Les Entretiens de Michel Henry publiés par Sulliver en 2007 (deuxième édition) offrent un résumé complet et très clair de l’immense auteur. J’y reviens toujours et j’en recommande aujourd’hui une nouvelle fois la lecture. ‘Comprendre et vivre’ : on voit bien ce qui s’ajoute à la seule clarté intellectuelle, ou comment celle-ci s’augmente de l’épreuve de sa propre vérité. C’est une expérience immense et simple pourtant, qui n’exige pas les concepts les plus rares ou les plus aigus ; plutôt la seule disposition qui porte vraiment au cœur du sens donné par la vie à elle-même dans l’ipséité d’un soi singulier. Une expérience offerte depuis toujours et connue des plus grands… Mais c’est déjà trop dire. L’appellerait-on ‘curiosité’ mais sincère, opiniâtre ? Voici un passage extrait d’un entretien avec Virginie Caruana, page 119.

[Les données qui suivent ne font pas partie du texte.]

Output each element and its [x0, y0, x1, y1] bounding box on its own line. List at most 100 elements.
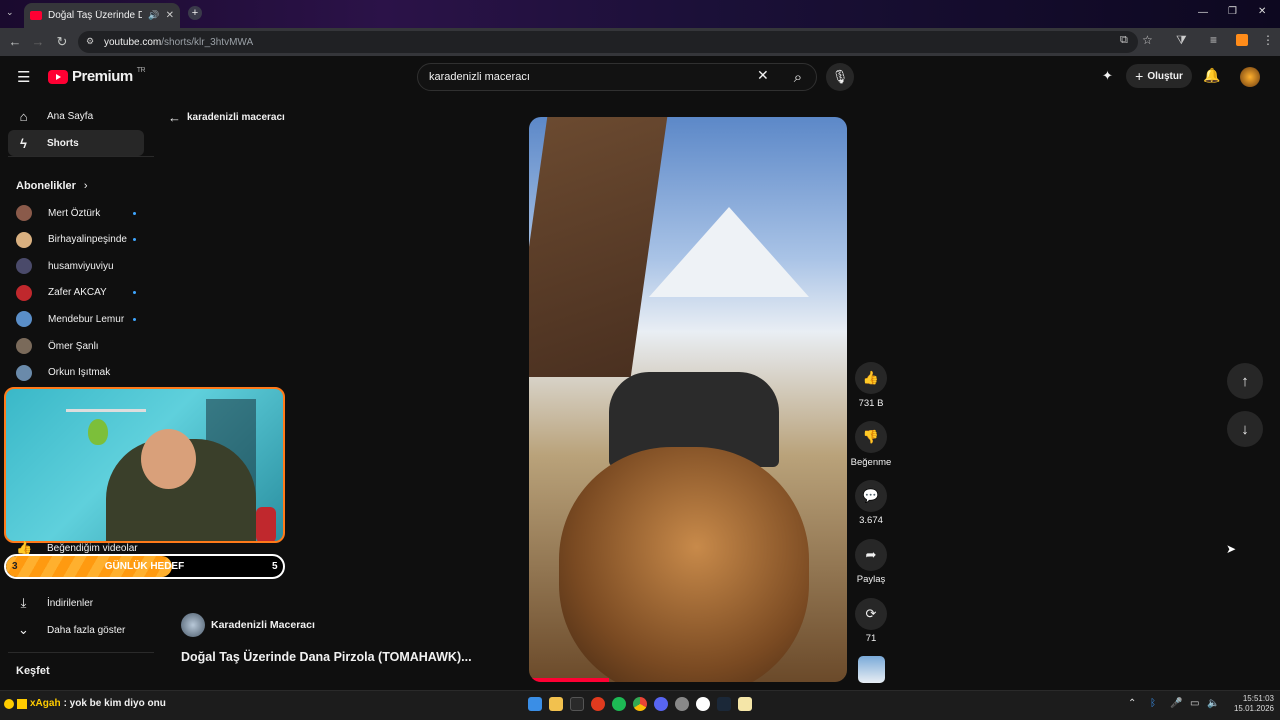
- channel-avatar[interactable]: [181, 613, 205, 637]
- bluetooth-icon[interactable]: ᛒ: [1150, 698, 1156, 709]
- clock-date: 15.01.2026: [1233, 704, 1274, 713]
- plus-icon: +: [1135, 68, 1144, 84]
- search-button-icon[interactable]: ⌕: [780, 64, 816, 90]
- profile-avatar-icon[interactable]: [1236, 34, 1248, 46]
- dislike-label: Beğenme: [850, 457, 892, 468]
- url-field[interactable]: youtube.com/shorts/klr_3htvMWA: [78, 31, 1138, 53]
- voice-search-icon[interactable]: 🎙: [826, 63, 854, 91]
- minimize-icon[interactable]: —: [1198, 7, 1208, 18]
- volume-icon[interactable]: 🔈: [1207, 698, 1219, 709]
- channel-avatar: [16, 338, 32, 354]
- start-menu-icon[interactable]: [528, 697, 542, 711]
- youtube-premium-logo[interactable]: Premium TR: [48, 67, 146, 85]
- sidebar-item-home[interactable]: ⌂ Ana Sayfa: [8, 103, 144, 129]
- subscription-item[interactable]: Zafer AKCAY: [16, 283, 136, 303]
- remix-button[interactable]: ⟳: [855, 598, 887, 630]
- back-icon[interactable]: ←: [7, 34, 23, 49]
- terminal-icon[interactable]: [570, 697, 584, 711]
- logo-country: TR: [136, 67, 146, 74]
- search-value: karadenizli maceracı: [429, 71, 530, 83]
- settings-gear-icon[interactable]: [675, 697, 689, 711]
- browser-menu-icon[interactable]: ⋮: [1262, 33, 1274, 47]
- url-host: youtube.com: [104, 36, 162, 48]
- discord-icon[interactable]: [654, 697, 668, 711]
- sidebar-item-shorts[interactable]: ϟ Shorts: [8, 130, 144, 156]
- media-control-icon[interactable]: ≡: [1210, 33, 1217, 47]
- tab-list-chevron-icon[interactable]: ⌄: [6, 7, 14, 18]
- app-red-icon[interactable]: [591, 697, 605, 711]
- dislike-button[interactable]: 👎: [855, 421, 887, 453]
- next-short-button[interactable]: ↓: [1227, 411, 1263, 447]
- chat-text: : yok be kim diyo onu: [63, 698, 166, 709]
- system-clock[interactable]: 15:51:03 15.01.2026: [1222, 694, 1274, 714]
- share-button[interactable]: ➦: [855, 539, 887, 571]
- cast-icon[interactable]: ⧉: [1120, 34, 1128, 47]
- short-video-player[interactable]: [529, 117, 847, 682]
- chrome-icon[interactable]: [633, 697, 647, 711]
- notes-icon[interactable]: [738, 697, 752, 711]
- shorts-icon: ϟ: [20, 135, 27, 151]
- bookmark-star-icon[interactable]: ☆: [1142, 33, 1153, 47]
- sidebar-item-label: Shorts: [47, 137, 79, 149]
- channel-avatar: [16, 364, 32, 381]
- subscription-name: Zafer AKCAY: [48, 287, 107, 299]
- file-explorer-icon[interactable]: [549, 697, 563, 711]
- chat-message: xAgah : yok be kim diyo onu: [4, 698, 166, 709]
- create-button[interactable]: + Oluştur: [1126, 64, 1192, 88]
- steam-icon[interactable]: [717, 697, 731, 711]
- window-close-icon[interactable]: ✕: [1258, 6, 1266, 17]
- webcam-shelf: [66, 409, 146, 412]
- notifications-bell-icon[interactable]: 🔔: [1203, 67, 1220, 84]
- subscription-name: Mert Öztürk: [48, 207, 101, 219]
- site-info-icon[interactable]: ⚙: [86, 36, 94, 47]
- audio-playing-icon[interactable]: 🔊: [148, 10, 159, 21]
- subscription-item[interactable]: Ömer Şanlı: [16, 336, 136, 356]
- back-to-search-button[interactable]: ← karadenizli maceracı: [168, 110, 285, 125]
- comments-button[interactable]: 💬: [855, 480, 887, 512]
- video-mountain: [649, 207, 809, 297]
- ai-sparkle-icon[interactable]: ✦: [1102, 68, 1113, 84]
- webcam-face: [141, 429, 196, 489]
- forward-icon[interactable]: →: [30, 34, 46, 49]
- spotify-icon[interactable]: [612, 697, 626, 711]
- obs-icon[interactable]: [696, 697, 710, 711]
- extensions-icon[interactable]: ⧩: [1176, 33, 1187, 48]
- sound-thumbnail[interactable]: [858, 656, 885, 683]
- video-arm: [529, 117, 668, 377]
- tray-chevron-up-icon[interactable]: ⌃: [1128, 698, 1136, 709]
- subscriptions-header[interactable]: Abonelikler ›: [16, 180, 88, 192]
- chat-sub-badge-icon: [17, 698, 27, 709]
- tab-close-icon[interactable]: ✕: [166, 10, 174, 21]
- reload-icon[interactable]: ↻: [54, 34, 70, 50]
- sidebar-item-show-more[interactable]: ⌄ Daha fazla göster: [8, 617, 144, 643]
- goal-target: 5: [272, 561, 278, 572]
- subscription-item[interactable]: Birhayalinpeşinde: [16, 230, 136, 250]
- subscription-name: husamviyuviyu: [48, 260, 114, 272]
- new-tab-button[interactable]: +: [188, 6, 202, 20]
- subscription-item[interactable]: Mendebur Lemur: [16, 309, 136, 329]
- chevron-down-icon: ⌄: [18, 622, 29, 637]
- subscription-item[interactable]: Mert Öztürk: [16, 203, 136, 223]
- chat-username: xAgah: [30, 698, 61, 709]
- network-icon[interactable]: ▭: [1190, 698, 1199, 709]
- url-path: /shorts/klr_3htvMWA: [161, 36, 254, 48]
- microphone-icon[interactable]: 🎤: [1170, 698, 1182, 709]
- video-progress-bar[interactable]: [529, 678, 609, 682]
- like-count: 731 B: [858, 398, 884, 409]
- short-title: Doğal Taş Üzerinde Dana Pirzola (TOMAHAW…: [181, 650, 472, 664]
- hamburger-menu-icon[interactable]: ☰: [17, 68, 30, 86]
- subscription-item[interactable]: husamviyuviyu: [16, 256, 136, 276]
- sidebar-item-label: Daha fazla göster: [47, 624, 126, 636]
- restore-icon[interactable]: ❐: [1228, 6, 1237, 17]
- sidebar-item-downloads[interactable]: ⤓ İndirilenler: [8, 590, 144, 616]
- clear-search-icon[interactable]: ✕: [757, 67, 769, 84]
- previous-short-button[interactable]: ↑: [1227, 363, 1263, 399]
- browser-tab-active[interactable]: Doğal Taş Üzerinde Dana P 🔊 ✕: [24, 3, 180, 28]
- remix-count: 71: [865, 633, 877, 644]
- like-button[interactable]: 👍: [855, 362, 887, 394]
- channel-name[interactable]: Karadenizli Maceracı: [211, 619, 315, 631]
- subscription-item[interactable]: Orkun Işıtmak: [16, 363, 136, 383]
- channel-avatar: [16, 205, 32, 221]
- arrow-left-icon: ←: [168, 110, 181, 125]
- account-avatar[interactable]: [1240, 67, 1260, 87]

« J’ai repris (…) les thèses de Maître Eckhart : Dien s’engendre comme moi-même. J’appartiens à cette temporalité immanente qui ne se sépare jamais de soi. Ce mouvement est le processus interne de Dieu, car Dieu s’engendre nécessairement comme un Soi. Il y a forcément un Soi dans la vie, il n’y a pas de vie sans une auto-affection qui s’éprouve pathétiquement soi-même dans l’ipséité d’un Soi et c’est ainsi que dans cette temporalité apparaît le Soi et donc mon Soi transcendantal, par conséquent aussi la possibilité de la chair. Car la chair n’est autre que la matière phénoménologique pure de cette auto-affection de la vie en laquelle je m’éprouve moi-même et viens en moi. Autrement dit, il y a dans la vie comme une archi-chair, un archi-pathos qui est la substance de la vie, qui est celle de l’amour, qui est celle du désir. Toutefois ma chair à moi est finie, précisément, elle ne s’apporte pas elle-même en soi. Dès lors, si elle ne s’apporte pas elle-même en soi, il faut que la puissance absolue de la vie, qui s’apporte elle-même en soi, soit en elle. Le salut consiste non pas à le saisir intellectuellement mais à le vivre, c’est-à-dire à se sentir brusquement envahi par cette puissance. On ne peut le comprendre que si on le vit. »

Le seul problème si ‘problème’ il y a , c’est que ‘cela’, personne n’en croit rien.